Jun. 18th, 2007

apocalypsos: (browndress)
The more I watch Project Runway and Project Catwalk, the more I think I should have gone to college for fashion design.

The one thing I did know before I even went to college was that I shouldn't be going for journalism and yet I was, but it was like I honestly couldn't see myself doing anything else. Never mind that my grandmother taught me to sew as a kid and I liked it a LOT and that Sukie in "Real Men Don't Make Cheesecake" is terrifyingly like me in high school. Never mind that when I tried to get into a creative summer program I got farther along with my art submission than I did with my writing submission. And never mind that I'm watching these shows and itching to get a working sewing machine so that I can make my own clothes again.

Did I ever mention that my mom used to design kids' clothes for a very small local clothes company around here when I was a kid? I mean, seriously.

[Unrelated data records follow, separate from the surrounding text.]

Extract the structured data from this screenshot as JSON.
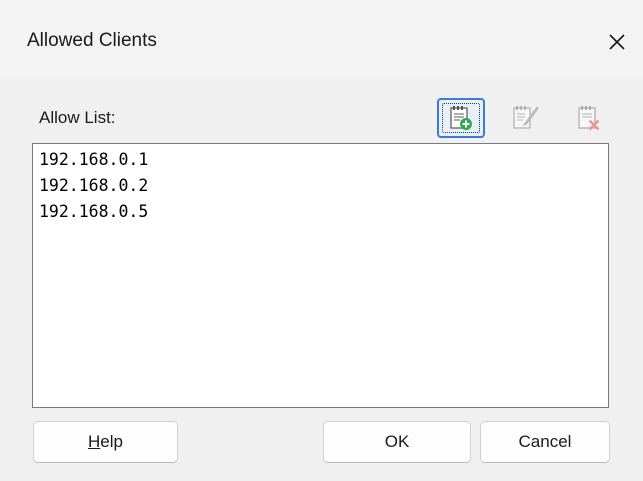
{
  "window": {
    "title": "Allowed Clients",
    "close_glyph": "✕"
  },
  "allow_list": {
    "label": "Allow List:",
    "items": [
      "192.168.0.1",
      "192.168.0.2",
      "192.168.0.5"
    ]
  },
  "toolbar": {
    "buttons": [
      {
        "icon": "add-document-icon",
        "state": "focused"
      },
      {
        "icon": "edit-document-icon",
        "state": "disabled"
      },
      {
        "icon": "delete-document-icon",
        "state": "disabled"
      }
    ]
  },
  "buttons": {
    "help_mnemonic": "H",
    "help_rest": "elp",
    "ok": "OK",
    "cancel": "Cancel"
  },
  "colors": {
    "accent": "#3a7bd5",
    "add_green": "#2fa84f",
    "delete_red": "#e04343"
  }
}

And yet ... journalism. Because I'm stupid. (There's a reason I can't write nonfiction, y'all. Amazing how much people don't like it when you make stuff up in that job.)

I mean, if I won the lottery tomorrow I'd probably go back to school and get a fashion degree. I'd go back and learn how to make clothes and construction and design and WHATEVER. Seriously, as frustrating as constructing a dress or an outfit can be, it's the same good kind of frustration I feel when I'm working hard on a story. I can complain and bitch and moan but I enjoy the hell out of it at the same time. I'm just, you know, uneducated.

*hands*

This post brought to you by the part of my brain that's currently considering designing my own damn wedding dress. Like, right now. *sigh*
apocalypsos: (boo praise)
Yeah, I busted out some extra cash because I really wanted to get the hell out of the house and go DO something, so I went to see Surf's Up. Seriously, all you have to do is give me the occasional shot of adorable baby penguins and I'm happy.



THANK you, movie. *beams*

(If I start calling people "dirty trashcans full of poo," I blame the wee penguin in the middle.)

Okay, time to go home and write now.